Yes, it is circular logic. A better argument is as follows:
The complex numbers $\mathbb C$ are defined as the set of all objects of the form $a\hat +\mathrm ib$, where $a,b\in\mathbb R$ and $\mathrm i$ is the imaginary unit. (I have used the symbol $\hat +$ because we cannot immediately assume complex addition has the same properties as real addition $+$.) Given two complex numbers $a\hat +\mathrm ib$ and $x\hat +\mathrm i y$ where $(a,b)~,~(c,d)\in\mathbb R^2$, we define complex addition as
$$(a\hat +\mathrm ib)\hat +(c\hat +\mathrm id)=(a+c)\hat +\mathrm i(c+d)$$
Lemma: Addition in $\mathbb C$ is commutative if addition in $\mathbb R$ is commutative.

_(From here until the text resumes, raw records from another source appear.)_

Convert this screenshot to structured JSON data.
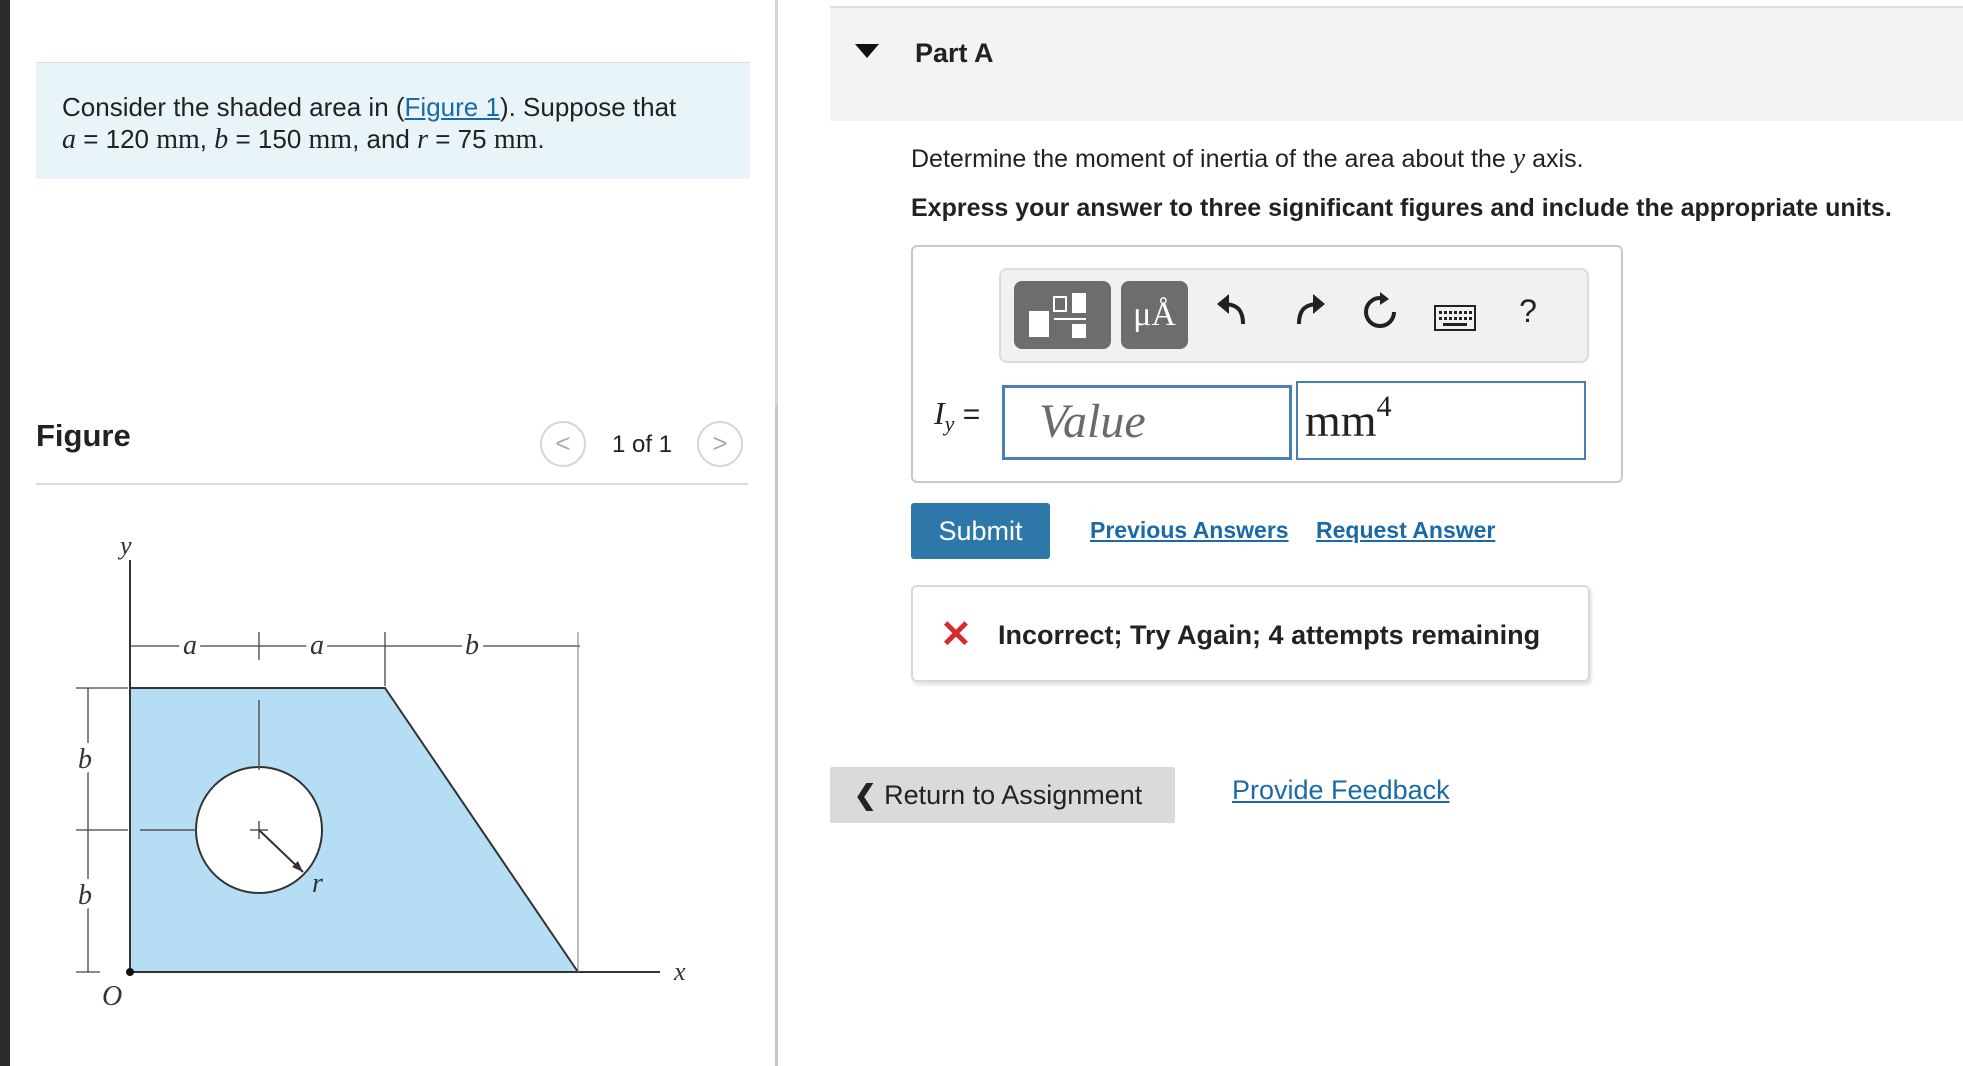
{
  "problem": {
    "text_consider": "Consider the shaded area in (",
    "figure_link": "Figure 1",
    "text_suppose": "). Suppose that",
    "a_var": "a",
    "a_val": " = 120 ",
    "b_var": "b",
    "b_val": " = 150 ",
    "and": ", and ",
    "r_var": "r",
    "r_val": " = 75 ",
    "unit": "mm",
    "comma": ",",
    "period": "."
  },
  "figure": {
    "title": "Figure",
    "page": "1 of 1",
    "prev_icon": "chevron-left-icon",
    "next_icon": "chevron-right-icon",
    "labels": {
      "y": "y",
      "x": "x",
      "o": "O",
      "a1": "a",
      "a2": "a",
      "b_top": "b",
      "b1": "b",
      "b2": "b",
      "r": "r"
    },
    "fill_color": "#b5ddf3"
  },
  "part": {
    "title": "Part A",
    "question_pre": "Determine the moment of inertia of the area about the ",
    "question_var": "y",
    "question_post": " axis.",
    "instruction": "Express your answer to three significant figures and include the appropriate units."
  },
  "toolbar": {
    "templates_icon": "templates-icon",
    "units_label": "μÅ",
    "undo_icon": "undo-icon",
    "redo_icon": "redo-icon",
    "reset_icon": "reset-icon",
    "keyboard_icon": "keyboard-icon",
    "help_label": "?"
  },
  "answer": {
    "variable": "I",
    "subscript": "y",
    "equals": "=",
    "value_placeholder": "Value",
    "unit_base": "mm",
    "unit_exp": "4"
  },
  "actions": {
    "submit": "Submit",
    "previous_answers": "Previous Answers",
    "request_answer": "Request Answer"
  },
  "feedback": {
    "icon": "close-icon",
    "message": "Incorrect; Try Again; 4 attempts remaining",
    "color": "#d42b2b"
  },
  "footer": {
    "return_label": "Return to Assignment",
    "provide_feedback": "Provide Feedback"
  },
  "colors": {
    "accent": "#2d78a8",
    "link": "#1a6aa8",
    "problem_bg": "#e8f4f8"
  }
}
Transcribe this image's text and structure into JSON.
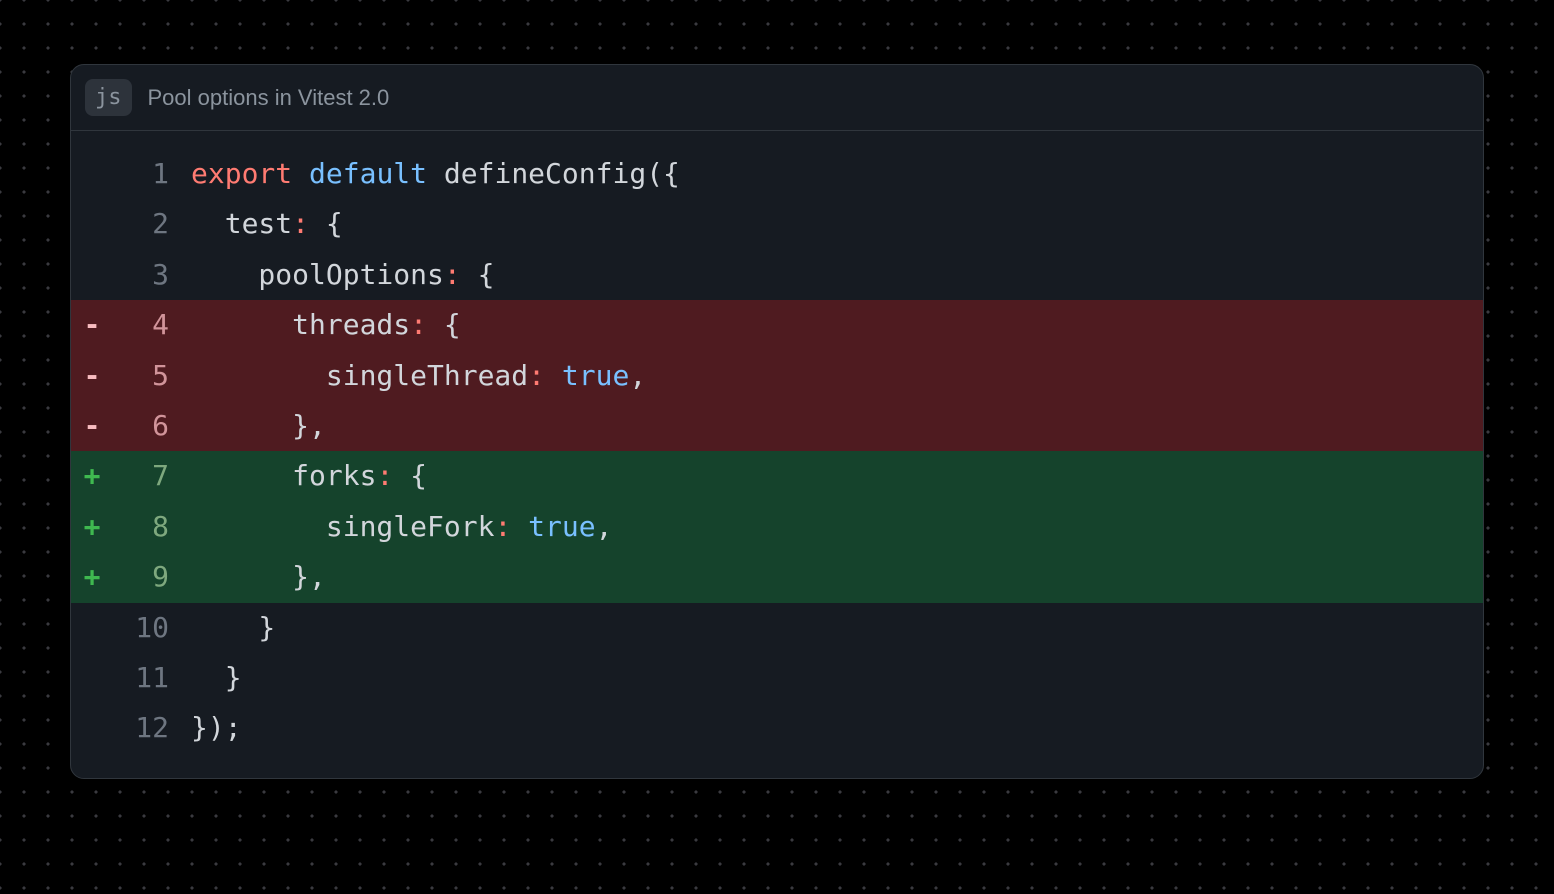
{
  "header": {
    "lang_badge": "js",
    "title": "Pool options in Vitest 2.0"
  },
  "code": {
    "total_lines": 12,
    "lines": [
      {
        "n": 1,
        "diff": "none",
        "tokens": [
          {
            "t": "export",
            "c": "kw-export"
          },
          {
            "t": " ",
            "c": "plain"
          },
          {
            "t": "default",
            "c": "kw-default"
          },
          {
            "t": " ",
            "c": "plain"
          },
          {
            "t": "defineConfig",
            "c": "fn"
          },
          {
            "t": "({",
            "c": "punct"
          }
        ]
      },
      {
        "n": 2,
        "diff": "none",
        "tokens": [
          {
            "t": "  test",
            "c": "prop"
          },
          {
            "t": ":",
            "c": "colon"
          },
          {
            "t": " {",
            "c": "punct"
          }
        ]
      },
      {
        "n": 3,
        "diff": "none",
        "tokens": [
          {
            "t": "    poolOptions",
            "c": "prop"
          },
          {
            "t": ":",
            "c": "colon"
          },
          {
            "t": " {",
            "c": "punct"
          }
        ]
      },
      {
        "n": 4,
        "diff": "remove",
        "tokens": [
          {
            "t": "      threads",
            "c": "prop"
          },
          {
            "t": ":",
            "c": "colon"
          },
          {
            "t": " {",
            "c": "punct"
          }
        ]
      },
      {
        "n": 5,
        "diff": "remove",
        "tokens": [
          {
            "t": "        singleThread",
            "c": "prop"
          },
          {
            "t": ":",
            "c": "colon"
          },
          {
            "t": " ",
            "c": "plain"
          },
          {
            "t": "true",
            "c": "bool"
          },
          {
            "t": ",",
            "c": "punct"
          }
        ]
      },
      {
        "n": 6,
        "diff": "remove",
        "tokens": [
          {
            "t": "      },",
            "c": "punct"
          }
        ]
      },
      {
        "n": 7,
        "diff": "add",
        "tokens": [
          {
            "t": "      forks",
            "c": "prop"
          },
          {
            "t": ":",
            "c": "colon"
          },
          {
            "t": " {",
            "c": "punct"
          }
        ]
      },
      {
        "n": 8,
        "diff": "add",
        "tokens": [
          {
            "t": "        singleFork",
            "c": "prop"
          },
          {
            "t": ":",
            "c": "colon"
          },
          {
            "t": " ",
            "c": "plain"
          },
          {
            "t": "true",
            "c": "bool"
          },
          {
            "t": ",",
            "c": "punct"
          }
        ]
      },
      {
        "n": 9,
        "diff": "add",
        "tokens": [
          {
            "t": "      },",
            "c": "punct"
          }
        ]
      },
      {
        "n": 10,
        "diff": "none",
        "tokens": [
          {
            "t": "    }",
            "c": "punct"
          }
        ]
      },
      {
        "n": 11,
        "diff": "none",
        "tokens": [
          {
            "t": "  }",
            "c": "punct"
          }
        ]
      },
      {
        "n": 12,
        "diff": "none",
        "tokens": [
          {
            "t": "});",
            "c": "punct"
          }
        ]
      }
    ]
  }
}
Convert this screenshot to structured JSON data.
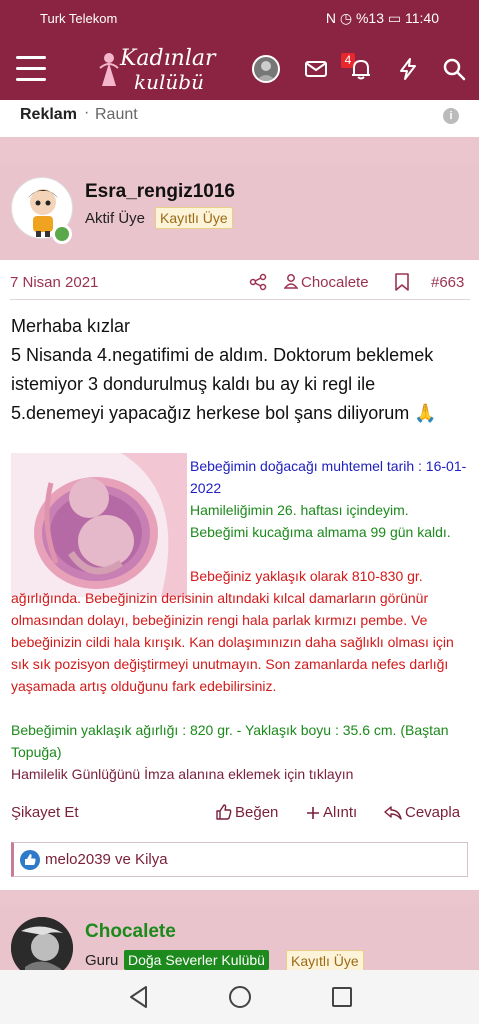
{
  "status_bar": {
    "carrier": "Turk Telekom",
    "right_text": "N ◷ %13 ▭ 11:40"
  },
  "header": {
    "logo_line1": "Kadınlar",
    "logo_line2": "kulübü",
    "notification_count": "4",
    "icons": [
      "menu-icon",
      "envelope-icon",
      "bell-icon",
      "bolt-icon",
      "search-icon"
    ]
  },
  "ad": {
    "label": "Reklam",
    "separator": "·",
    "brand": "Raunt",
    "info": "i"
  },
  "post": {
    "username": "Esra_rengiz1016",
    "role": "Aktif Üye",
    "tag": "Kayıtlı Üye",
    "date": "7 Nisan 2021",
    "quoted_user": "Chocalete",
    "post_number": "#663",
    "text": "Merhaba kızlar\n5 Nisanda 4.negatifimi de aldım. Doktorum beklemek istemiyor 3 dondurulmuş kaldı bu ay ki regl ile 5.denemeyi yapacağız herkese bol şans diliyorum 🙏",
    "signature": {
      "blue": "Bebeğimin doğacağı muhtemel tarih : 16-01-2022",
      "green1": "Hamileliğimin 26. haftası içindeyim. Bebeğimi kucağıma almama 99 gün kaldı.",
      "red": "Bebeğiniz yaklaşık olarak 810-830 gr. ağırlığında. Bebeğinizin derisinin altındaki kılcal damarların görünür olmasından dolayı, bebeğinizin rengi hala parlak kırmızı pembe. Ve bebeğinizin cildi hala kırışık. Kan dolaşımınızın daha sağlıklı olması için sık sık pozisyon değiştirmeyi unutmayın. Son zamanlarda nefes darlığı yaşamada artış olduğunu fark edebilirsiniz.",
      "green2": "Bebeğimin yaklaşık ağırlığı : 820 gr. - Yaklaşık boyu : 35.6 cm. (Baştan Topuğa)",
      "link": "Hamilelik Günlüğünü İmza alanına eklemek için tıklayın"
    },
    "actions": {
      "report": "Şikayet Et",
      "like": "Beğen",
      "quote": "Alıntı",
      "reply": "Cevapla"
    },
    "likes_text": "melo2039 ve Kilya"
  },
  "next_post": {
    "username": "Chocalete",
    "role": "Guru",
    "group_tag": "Doğa Severler Kulübü",
    "tag": "Kayıtlı Üye"
  },
  "colors": {
    "header_bg": "#8a2442",
    "page_bg": "#ecc6cf",
    "accent": "#9a3351",
    "signature_blue": "#2020c0",
    "signature_green": "#1b8a1b",
    "signature_red": "#d21a1a"
  }
}
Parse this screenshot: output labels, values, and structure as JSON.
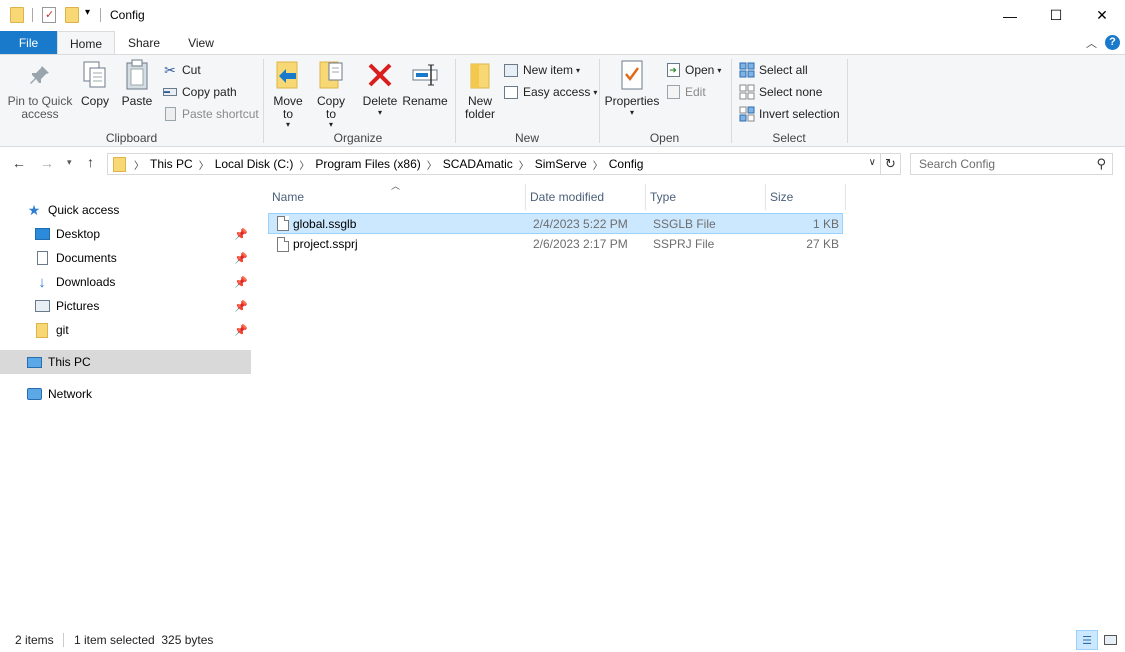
{
  "window": {
    "title": "Config",
    "minimize_glyph": "—",
    "maximize_glyph": "☐",
    "close_glyph": "✕"
  },
  "tabs": [
    "File",
    "Home",
    "Share",
    "View"
  ],
  "ribbon": {
    "clipboard": {
      "group_label": "Clipboard",
      "pin_to_quick_access": "Pin to Quick access",
      "copy": "Copy",
      "paste": "Paste",
      "cut": "Cut",
      "copy_path": "Copy path",
      "paste_shortcut": "Paste shortcut"
    },
    "organize": {
      "group_label": "Organize",
      "move_to": "Move to",
      "copy_to": "Copy to",
      "delete": "Delete",
      "rename": "Rename"
    },
    "new": {
      "group_label": "New",
      "new_folder": "New folder",
      "new_item": "New item",
      "easy_access": "Easy access"
    },
    "open": {
      "group_label": "Open",
      "properties": "Properties",
      "open": "Open",
      "edit": "Edit"
    },
    "select": {
      "group_label": "Select",
      "select_all": "Select all",
      "select_none": "Select none",
      "invert_selection": "Invert selection"
    }
  },
  "address": {
    "breadcrumbs": [
      "This PC",
      "Local Disk (C:)",
      "Program Files (x86)",
      "SCADAmatic",
      "SimServe",
      "Config"
    ],
    "search_placeholder": "Search Config"
  },
  "nav": {
    "quick_access": "Quick access",
    "pinned": [
      "Desktop",
      "Documents",
      "Downloads",
      "Pictures",
      "git"
    ],
    "this_pc": "This PC",
    "network": "Network"
  },
  "columns": {
    "name": "Name",
    "date_modified": "Date modified",
    "type": "Type",
    "size": "Size"
  },
  "files": [
    {
      "name": "global.ssglb",
      "date": "2/4/2023 5:22 PM",
      "type": "SSGLB File",
      "size": "1 KB",
      "selected": true
    },
    {
      "name": "project.ssprj",
      "date": "2/6/2023 2:17 PM",
      "type": "SSPRJ File",
      "size": "27 KB",
      "selected": false
    }
  ],
  "status": {
    "item_count": "2 items",
    "selection": "1 item selected  325 bytes"
  },
  "colors": {
    "accent": "#1979ca",
    "selection_bg": "#cce8ff",
    "selection_border": "#99d1ff",
    "nav_selected_bg": "#d9d9d9"
  }
}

Proof: This is immediate, i.e
$$(c\hat +\mathrm id)\hat +(a\hat +\mathrm ib)=(c+a)\hat +\mathrm i(d+c) \\ =(a+c)\hat +\mathrm i(c+d) \\ =(a\hat +\mathrm ib)\hat +(c\hat +\mathrm id)$$
If we accept as an axiom that addition $+$ in $\mathbb R$ is commutative, then we have shown that addition in $\mathbb C$, as defined above, is commutative, and, having essentially identical properties to addition in $\mathbb R$, can be reasonably denoted with the same symbol.